I agree with you about "trap" options. I'd rather have the difference between skilled and unskilled players play out through their character actions, rather than their build choices. That said, I'm still not sure how much room for mechanical optimization there can be without some options being "traps." Having said that, though, I find it difficult to determine how one determines mechanical balance without making very specific assumptions about playstyle...which is one of the things that got them into trouble with 4e.
 

hmm....5e (presumably) will involve making many choices as a character levels up. As an optimizer, you presumably wish to make the optimum choice at each point. Assuming there are good, neutral, and bad choices along the way, your PC will accumulate advantages compared to another. At some point, won't your advantage will reach the point of "ruining their fun"? Is there a level where this is acceptable? Presumably, different players will tolerate different levels of disparity in the effectiveness of their characters?

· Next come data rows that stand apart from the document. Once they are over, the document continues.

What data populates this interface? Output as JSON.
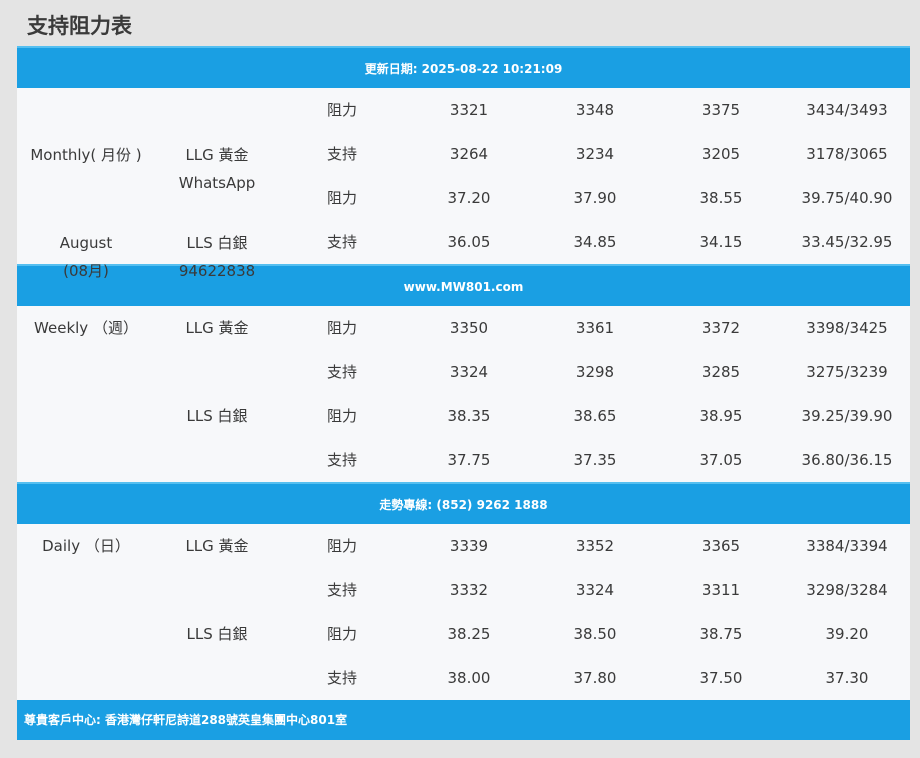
{
  "page_title": "支持阻力表",
  "header_banner": "更新日期: 2025-08-22 10:21:09",
  "website_banner": "www.MW801.com",
  "hotline_banner": "走勢專線: (852) 9262 1888",
  "footer_banner": "尊貴客戶中心: 香港灣仔軒尼詩道288號英皇集團中心801室",
  "monthly": {
    "period": "Monthly( 月份 )",
    "month": "August",
    "month_cn": "(08月)",
    "product_gold": "LLG 黃金",
    "whatsapp_label": "WhatsApp",
    "product_silver": "LLS 白銀",
    "whatsapp_number": "94622838",
    "rows": [
      {
        "type": "阻力",
        "v1": "3321",
        "v2": "3348",
        "v3": "3375",
        "v4": "3434/3493"
      },
      {
        "type": "支持",
        "v1": "3264",
        "v2": "3234",
        "v3": "3205",
        "v4": "3178/3065"
      },
      {
        "type": "阻力",
        "v1": "37.20",
        "v2": "37.90",
        "v3": "38.55",
        "v4": "39.75/40.90"
      },
      {
        "type": "支持",
        "v1": "36.05",
        "v2": "34.85",
        "v3": "34.15",
        "v4": "33.45/32.95"
      }
    ]
  },
  "weekly": {
    "period": "Weekly （週）",
    "product_gold": "LLG 黃金",
    "product_silver": "LLS 白銀",
    "rows": [
      {
        "type": "阻力",
        "v1": "3350",
        "v2": "3361",
        "v3": "3372",
        "v4": "3398/3425"
      },
      {
        "type": "支持",
        "v1": "3324",
        "v2": "3298",
        "v3": "3285",
        "v4": "3275/3239"
      },
      {
        "type": "阻力",
        "v1": "38.35",
        "v2": "38.65",
        "v3": "38.95",
        "v4": "39.25/39.90"
      },
      {
        "type": "支持",
        "v1": "37.75",
        "v2": "37.35",
        "v3": "37.05",
        "v4": "36.80/36.15"
      }
    ]
  },
  "daily": {
    "period": "Daily （日）",
    "product_gold": "LLG 黃金",
    "product_silver": "LLS 白銀",
    "rows": [
      {
        "type": "阻力",
        "v1": "3339",
        "v2": "3352",
        "v3": "3365",
        "v4": "3384/3394"
      },
      {
        "type": "支持",
        "v1": "3332",
        "v2": "3324",
        "v3": "3311",
        "v4": "3298/3284"
      },
      {
        "type": "阻力",
        "v1": "38.25",
        "v2": "38.50",
        "v3": "38.75",
        "v4": "39.20"
      },
      {
        "type": "支持",
        "v1": "38.00",
        "v2": "37.80",
        "v3": "37.50",
        "v4": "37.30"
      }
    ]
  }
}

The more decisions there are in a character build, the more difficult it is to balance them. Leveling raises the number of decisions made. But it should be balanced throughout. So, yes, balancing a game like DnD is tough. But that's why we pay professionals to do it!

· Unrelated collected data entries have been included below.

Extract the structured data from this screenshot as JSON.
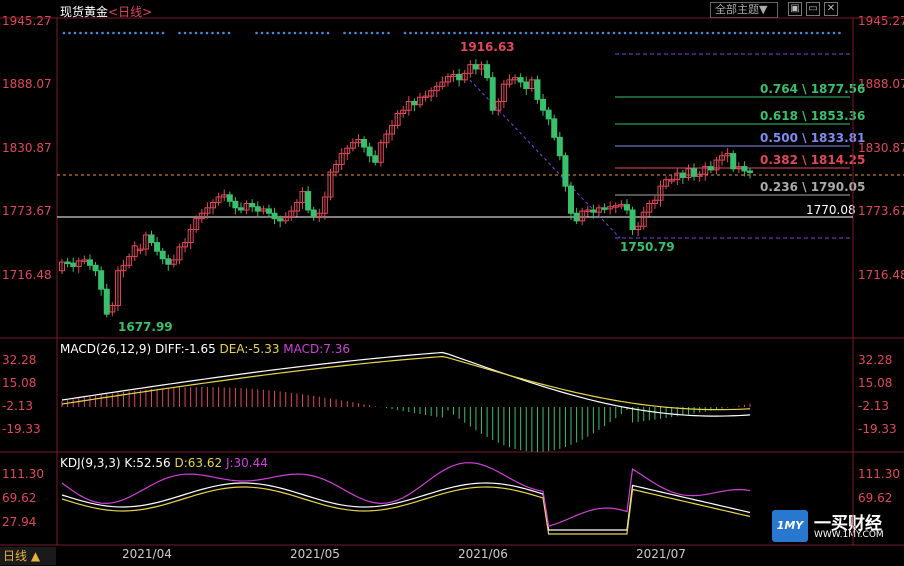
{
  "header": {
    "instrument": "现货黄金",
    "period_tag": "<日线>",
    "theme_button": "全部主题▼",
    "window_buttons": [
      "restore-icon",
      "minimize-icon",
      "close-icon"
    ]
  },
  "colors": {
    "up": "#e0485a",
    "down": "#39c06c",
    "bg": "#000000",
    "grid": "#7a1a2a"
  },
  "price_axis": {
    "labels": [
      "1945.27",
      "1888.07",
      "1830.87",
      "1773.67",
      "1716.48"
    ]
  },
  "macd_axis": {
    "labels": [
      "32.28",
      "15.08",
      "-2.13",
      "-19.33"
    ]
  },
  "kdj_axis": {
    "labels": [
      "111.30",
      "69.62",
      "27.94"
    ]
  },
  "macd_info": {
    "name": "MACD(26,12,9)",
    "diff": "DIFF:-1.65",
    "dea": "DEA:-5.33",
    "macd": "MACD:7.36"
  },
  "kdj_info": {
    "name": "KDJ(9,3,3)",
    "k": "K:52.56",
    "d": "D:63.62",
    "j": "J:30.44"
  },
  "annotations": {
    "high": "1916.63",
    "low1": "1677.99",
    "low2": "1750.79",
    "hline": "1770.08"
  },
  "fib_levels": [
    {
      "label": "0.764 \\ 1877.56",
      "color": "#39c06c"
    },
    {
      "label": "0.618 \\ 1853.36",
      "color": "#39c06c"
    },
    {
      "label": "0.500 \\ 1833.81",
      "color": "#7e8cf0"
    },
    {
      "label": "0.382 \\ 1814.25",
      "color": "#e0485a"
    },
    {
      "label": "0.236 \\ 1790.05",
      "color": "#aaaaaa"
    }
  ],
  "x_axis": {
    "labels": [
      "2021/04",
      "2021/05",
      "2021/06",
      "2021/07"
    ]
  },
  "period_button": "日线 ▲",
  "logo": {
    "mark": "1MY",
    "text": "一买财经",
    "url": "WWW.1MY.COM"
  },
  "chart_data": {
    "type": "candlestick",
    "price_ylim": [
      1660,
      1955
    ],
    "closes": [
      1730,
      1729,
      1726,
      1731,
      1732,
      1727,
      1722,
      1705,
      1682,
      1690,
      1722,
      1727,
      1735,
      1745,
      1742,
      1755,
      1748,
      1740,
      1733,
      1728,
      1732,
      1744,
      1748,
      1760,
      1770,
      1775,
      1780,
      1785,
      1790,
      1792,
      1786,
      1780,
      1778,
      1784,
      1781,
      1777,
      1779,
      1775,
      1770,
      1768,
      1772,
      1777,
      1785,
      1795,
      1778,
      1772,
      1775,
      1790,
      1813,
      1820,
      1830,
      1835,
      1840,
      1843,
      1836,
      1828,
      1822,
      1840,
      1848,
      1856,
      1867,
      1870,
      1878,
      1875,
      1882,
      1883,
      1888,
      1892,
      1896,
      1901,
      1903,
      1898,
      1904,
      1912,
      1908,
      1912,
      1900,
      1870,
      1878,
      1894,
      1898,
      1900,
      1896,
      1890,
      1898,
      1880,
      1870,
      1862,
      1845,
      1828,
      1800,
      1775,
      1768,
      1777,
      1778,
      1776,
      1780,
      1779,
      1781,
      1782,
      1783,
      1778,
      1760,
      1763,
      1776,
      1784,
      1787,
      1800,
      1806,
      1806,
      1812,
      1808,
      1816,
      1809,
      1811,
      1818,
      1815,
      1824,
      1828,
      1830,
      1816,
      1818,
      1814,
      1813
    ],
    "opens": [
      1722,
      1730,
      1729,
      1726,
      1731,
      1732,
      1727,
      1722,
      1705,
      1684,
      1690,
      1722,
      1727,
      1735,
      1742,
      1742,
      1755,
      1748,
      1740,
      1733,
      1728,
      1732,
      1744,
      1748,
      1760,
      1770,
      1775,
      1780,
      1785,
      1790,
      1792,
      1786,
      1780,
      1778,
      1784,
      1781,
      1777,
      1779,
      1775,
      1770,
      1768,
      1772,
      1777,
      1785,
      1795,
      1778,
      1772,
      1775,
      1790,
      1813,
      1820,
      1830,
      1835,
      1840,
      1843,
      1836,
      1828,
      1822,
      1840,
      1848,
      1856,
      1867,
      1870,
      1878,
      1875,
      1882,
      1883,
      1888,
      1892,
      1896,
      1901,
      1903,
      1898,
      1904,
      1912,
      1908,
      1912,
      1900,
      1870,
      1878,
      1894,
      1898,
      1900,
      1896,
      1890,
      1898,
      1880,
      1870,
      1862,
      1845,
      1828,
      1800,
      1775,
      1768,
      1777,
      1778,
      1776,
      1780,
      1779,
      1781,
      1782,
      1783,
      1778,
      1760,
      1763,
      1776,
      1784,
      1787,
      1800,
      1806,
      1806,
      1812,
      1808,
      1816,
      1809,
      1811,
      1818,
      1815,
      1824,
      1828,
      1830,
      1816,
      1818,
      1814
    ],
    "annotations": [
      {
        "label": "1916.63",
        "type": "high"
      },
      {
        "label": "1677.99",
        "type": "low"
      },
      {
        "label": "1750.79",
        "type": "low"
      },
      {
        "label": "1770.08",
        "type": "horizontal_line"
      }
    ]
  }
}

The best thing they can do is make sure the simple character build options (that non-optimizers are likely to pick) are well balanced with the complicated ones (that optimizers are likely to pick). This should be done by making sure that the simple characters are not just examples of the complicated build system, but have their own edges.

How should/could WOTC determine what the optimum acceptable disparity is?

The optimum disparity is zero. They don't really need to determine an "acceptable" disparity. They should do the best they can. Whether it is good enough is something for playtesting to tell them.

That's called customization. There are plenty of systems where customization does not imply optimization. (Again, mostly narrative-focused games.) D&D's simulationist and gamist bents make this a near impossibility, IMO. (No Judgement implied.)

Optimization is merely finding the optimums in a system. The obvious builds could be just as optimal as the more complicated, heavily customized builds. It still takes optimization to find those builds. But again, that's just theoretical. It's just to say that I don't need optimization to produce a major boost in power to have fun with it.

I agree with you about "trap" options. I'd rather have the difference between skilled and unskilled players play out through their character actions, rather than their build choices.

But aren't most build choices really character actions? Why shouldn't those play out as differences, too? Now, I don't want those differences to be so great that they ruin fun, but that applies to character actions as well. Optimization and trap options don't only apply to character building.

I find it difficult to determine how one determines mechanical balance without making very specific assumptions about playstyle...which is one of the things that got them into trouble with 4e.

Well, mechanical balance is really only meaningful assuming optimal play. Without that assumption, game balance is impossible to analyze, because non-optimal decision making can turn any game options into bad ones.

But, the key is that the game should be designed such that the obvious, simple choices have a fighting chance at being reasonably close to optimal.